Medal record | ||
---|---|---|
Women's taekwondo | ||
Representing Great Britain | ||
Olympic Games | ||
2008 Beijing | +67 kg | |
World Championships | ||
2001 Jeju | Middleweight | |
2011 Gyeongju | Welterweight | |
2005 Madrid | Middleweight | |
European Championships | ||
1998 Eindhoven | Middleweight | |
2005 Riga | Middleweight | |
2006 Bonn | Middleweight | |
2010 St. Petersburg | Welterweight | |
2002 Samsun | Middleweight | |
2004 Lillehammer | Heavyweight |
Sarah Diana Stevenson, MBE (born 30 March 1983) is a British taekwondo athlete.
A world champion in 2001, Stevenson won her country's first ever Olympic medal in taekwondo, a bronze, at the 2008 Games in Beijing, her third Olympic competition for Great Britain. Controversially eliminated before the medal rounds, she was reinstated following appeal and went on to win the bronze medal final.
Stevenson again became world champion in 2011, despite the loss of both her parents to cancer in the preceding year.

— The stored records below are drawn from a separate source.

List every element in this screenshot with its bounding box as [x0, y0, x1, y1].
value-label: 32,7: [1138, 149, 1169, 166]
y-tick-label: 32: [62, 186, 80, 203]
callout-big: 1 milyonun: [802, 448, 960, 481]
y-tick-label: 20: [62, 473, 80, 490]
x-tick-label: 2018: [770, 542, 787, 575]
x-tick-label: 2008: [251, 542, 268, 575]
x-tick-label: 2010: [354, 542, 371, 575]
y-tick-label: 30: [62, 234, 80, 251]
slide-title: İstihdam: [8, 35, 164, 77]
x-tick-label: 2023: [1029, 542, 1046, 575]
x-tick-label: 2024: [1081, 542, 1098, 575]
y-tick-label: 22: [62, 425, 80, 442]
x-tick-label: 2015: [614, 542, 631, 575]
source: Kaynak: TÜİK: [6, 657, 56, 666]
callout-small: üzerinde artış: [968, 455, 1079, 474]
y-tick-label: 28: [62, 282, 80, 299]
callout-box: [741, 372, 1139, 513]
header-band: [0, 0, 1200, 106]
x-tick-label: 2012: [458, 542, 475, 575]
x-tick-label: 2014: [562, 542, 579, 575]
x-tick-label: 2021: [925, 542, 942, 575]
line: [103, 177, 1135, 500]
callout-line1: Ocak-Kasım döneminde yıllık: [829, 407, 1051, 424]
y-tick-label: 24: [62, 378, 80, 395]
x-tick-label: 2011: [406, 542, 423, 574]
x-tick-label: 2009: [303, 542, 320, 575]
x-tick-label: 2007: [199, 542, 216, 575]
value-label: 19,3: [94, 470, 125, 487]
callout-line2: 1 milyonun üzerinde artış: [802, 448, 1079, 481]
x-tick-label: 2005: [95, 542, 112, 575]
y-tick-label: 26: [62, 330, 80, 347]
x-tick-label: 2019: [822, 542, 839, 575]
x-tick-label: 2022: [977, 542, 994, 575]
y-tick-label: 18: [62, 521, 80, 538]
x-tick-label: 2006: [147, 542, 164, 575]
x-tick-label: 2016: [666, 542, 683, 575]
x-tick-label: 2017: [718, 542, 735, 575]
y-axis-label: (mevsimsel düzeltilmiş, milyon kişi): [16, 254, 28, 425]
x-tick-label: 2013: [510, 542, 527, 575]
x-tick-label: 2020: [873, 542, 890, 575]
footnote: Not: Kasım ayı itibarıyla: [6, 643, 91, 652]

Stevenson was selected for her home games in London in 2012, where she took the Olympic oath at the opening ceremony on behalf of all the athletes. Her injury-truncated build up to the Games led to an early elimination; she had taken silver at the Olympic qualifiers despite suffering a broken hand.
In 2013, Stevenson announced her retirement from competition, and her intention to take up a coaching role in the Great Britain team.
Stevenson was born in Doncaster and attended the Don Valley High School in Scawthorpe. She started training taekwondo at the age of 7.
Stevenson started her career by becoming Junior World Champion in 1998. In 2000, she won the 3rd place in taekwondo at the 2000 Summer Olympics's World Qualification Tournament and qualified for the 2000 Summer Olympics in Women's 67 kg. These achievements won her fame and drew the attention of martial arts superstar Jackie Chan who sponsored her while promoting his film Shanghai Noon in the United Kingdom. But in the 2000 Olympics she lost to Norway's Trude Gundersen in the semifinal and Japan's Yoriko Okamoto in the bronze match. The next year, she became a world champion in the 2001 World Taekwondo Championships's Women's Middleweight, defeating 2000 Summer Olympics gold medalist Chen Zhong in the final. She became the first British Taekwondo World champion.